You can be quite certain your girlfriend's abnormal pap is due to HPV, since that's the reason for the vast majority of abnormal pap results.
You can be equally certain that you are or have been infected with HPV. We all are--that is, at least 80% of sexually active persons have had HPV. So just like almost everybody you know, you have some chance of developing genital warts, if your partner happens to be infected with the common wart-causing HPV types, like HPV-6 and HPV-11. But most likely you will never develop symptoms--like most infected people.
From the information you provide, there is no way to know whether you and your girlfriend are sharing a particular strain of HPV, or whether her newly abnormal pap represents reactivation of her previous infection, or a new one. And thus no way to know whether you are infected.
Getting genital HPV is normal and expected. Not desirable, but happens to most people. You really need not worry about this at all; it is unlikely to cause health problems in you, and since you and your partner most likely are sharing her current HPV infection already, there is no need to alter your sexual activities with her.

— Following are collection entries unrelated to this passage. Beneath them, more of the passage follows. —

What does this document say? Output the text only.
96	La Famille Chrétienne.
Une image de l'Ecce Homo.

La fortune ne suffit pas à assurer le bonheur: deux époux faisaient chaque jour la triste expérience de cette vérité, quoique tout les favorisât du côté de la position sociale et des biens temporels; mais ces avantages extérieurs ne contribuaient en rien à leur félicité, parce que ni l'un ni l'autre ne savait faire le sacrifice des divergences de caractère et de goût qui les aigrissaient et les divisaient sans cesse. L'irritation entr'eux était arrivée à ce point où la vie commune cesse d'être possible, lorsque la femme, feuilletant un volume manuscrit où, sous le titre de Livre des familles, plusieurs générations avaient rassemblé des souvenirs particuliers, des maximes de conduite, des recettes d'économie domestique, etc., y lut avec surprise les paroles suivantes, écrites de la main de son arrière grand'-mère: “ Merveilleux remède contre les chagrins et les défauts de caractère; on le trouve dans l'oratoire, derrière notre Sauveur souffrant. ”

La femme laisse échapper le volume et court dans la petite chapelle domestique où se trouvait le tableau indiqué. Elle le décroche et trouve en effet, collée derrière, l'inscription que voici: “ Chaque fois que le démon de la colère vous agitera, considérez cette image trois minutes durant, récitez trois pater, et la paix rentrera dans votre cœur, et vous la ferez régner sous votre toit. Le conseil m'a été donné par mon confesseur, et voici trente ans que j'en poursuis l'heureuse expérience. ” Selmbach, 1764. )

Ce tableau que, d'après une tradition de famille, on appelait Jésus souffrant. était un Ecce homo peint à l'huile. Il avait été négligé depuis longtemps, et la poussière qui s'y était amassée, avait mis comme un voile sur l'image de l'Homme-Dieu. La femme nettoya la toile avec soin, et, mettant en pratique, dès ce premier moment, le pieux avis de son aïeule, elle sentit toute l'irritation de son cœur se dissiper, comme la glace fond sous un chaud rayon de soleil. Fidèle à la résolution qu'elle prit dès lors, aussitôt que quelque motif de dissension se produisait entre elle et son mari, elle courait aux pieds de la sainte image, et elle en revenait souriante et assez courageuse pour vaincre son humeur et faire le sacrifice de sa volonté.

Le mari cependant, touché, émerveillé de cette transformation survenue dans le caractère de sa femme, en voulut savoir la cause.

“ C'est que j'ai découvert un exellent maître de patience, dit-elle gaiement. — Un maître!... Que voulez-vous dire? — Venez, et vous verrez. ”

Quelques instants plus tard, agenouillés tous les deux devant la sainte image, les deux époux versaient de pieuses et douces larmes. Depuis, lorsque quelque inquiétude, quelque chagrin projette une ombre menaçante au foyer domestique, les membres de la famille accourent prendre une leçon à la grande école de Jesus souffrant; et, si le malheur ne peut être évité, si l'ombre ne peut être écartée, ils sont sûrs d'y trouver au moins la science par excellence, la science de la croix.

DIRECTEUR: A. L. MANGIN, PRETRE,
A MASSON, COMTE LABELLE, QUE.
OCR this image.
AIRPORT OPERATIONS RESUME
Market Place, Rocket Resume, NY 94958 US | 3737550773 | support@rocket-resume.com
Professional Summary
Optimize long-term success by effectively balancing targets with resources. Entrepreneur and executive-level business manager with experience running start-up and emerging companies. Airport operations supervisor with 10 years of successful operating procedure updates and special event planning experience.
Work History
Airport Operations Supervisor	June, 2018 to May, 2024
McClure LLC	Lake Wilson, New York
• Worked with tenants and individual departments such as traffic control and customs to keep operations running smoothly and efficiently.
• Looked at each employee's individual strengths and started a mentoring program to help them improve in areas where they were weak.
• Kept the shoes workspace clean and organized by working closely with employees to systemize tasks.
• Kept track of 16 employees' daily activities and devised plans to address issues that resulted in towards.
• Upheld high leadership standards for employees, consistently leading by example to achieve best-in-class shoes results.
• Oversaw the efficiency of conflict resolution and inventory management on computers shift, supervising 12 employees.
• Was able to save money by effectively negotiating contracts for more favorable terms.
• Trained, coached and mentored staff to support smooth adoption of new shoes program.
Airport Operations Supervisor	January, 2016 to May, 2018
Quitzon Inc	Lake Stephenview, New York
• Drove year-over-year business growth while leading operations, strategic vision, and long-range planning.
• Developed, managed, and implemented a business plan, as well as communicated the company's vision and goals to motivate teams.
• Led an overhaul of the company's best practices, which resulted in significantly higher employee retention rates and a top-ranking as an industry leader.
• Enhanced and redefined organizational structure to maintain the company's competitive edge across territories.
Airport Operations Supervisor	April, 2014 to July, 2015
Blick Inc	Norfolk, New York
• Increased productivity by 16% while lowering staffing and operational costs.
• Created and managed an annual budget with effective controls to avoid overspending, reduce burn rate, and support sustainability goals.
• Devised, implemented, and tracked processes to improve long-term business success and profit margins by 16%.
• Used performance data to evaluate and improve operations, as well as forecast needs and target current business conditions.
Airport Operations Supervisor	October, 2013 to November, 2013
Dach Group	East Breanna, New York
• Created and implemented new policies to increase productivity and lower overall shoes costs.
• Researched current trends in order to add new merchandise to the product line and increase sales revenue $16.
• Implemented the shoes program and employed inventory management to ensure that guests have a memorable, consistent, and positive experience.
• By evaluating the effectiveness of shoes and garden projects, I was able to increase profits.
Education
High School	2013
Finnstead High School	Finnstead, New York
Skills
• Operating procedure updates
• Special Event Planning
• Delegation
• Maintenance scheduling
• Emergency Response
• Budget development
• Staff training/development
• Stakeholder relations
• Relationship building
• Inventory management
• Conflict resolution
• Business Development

Happily, the new HPV vaccines will change this situation to the better in coming years. (But the benefits will experienced primarily by young people, not yet sexually active--not by old guys like you and me.)
Best wishes-- HHH, MD
Both wart-causing and non-wart-causing HPV strains can cause pap smear abnormalities. There is no way to know which your partner has, but the wart-causing types are less common. You should be on the lookout for genital warts, but I don't expect you to develop them.
HHH, MD
Thank you for your prompt, helpful response. I was operating under the fallacious impression that an abnormality on a Pap Smear attributable to HPV was not symptom-producing. I thought I had read that somewhere in a previous thread.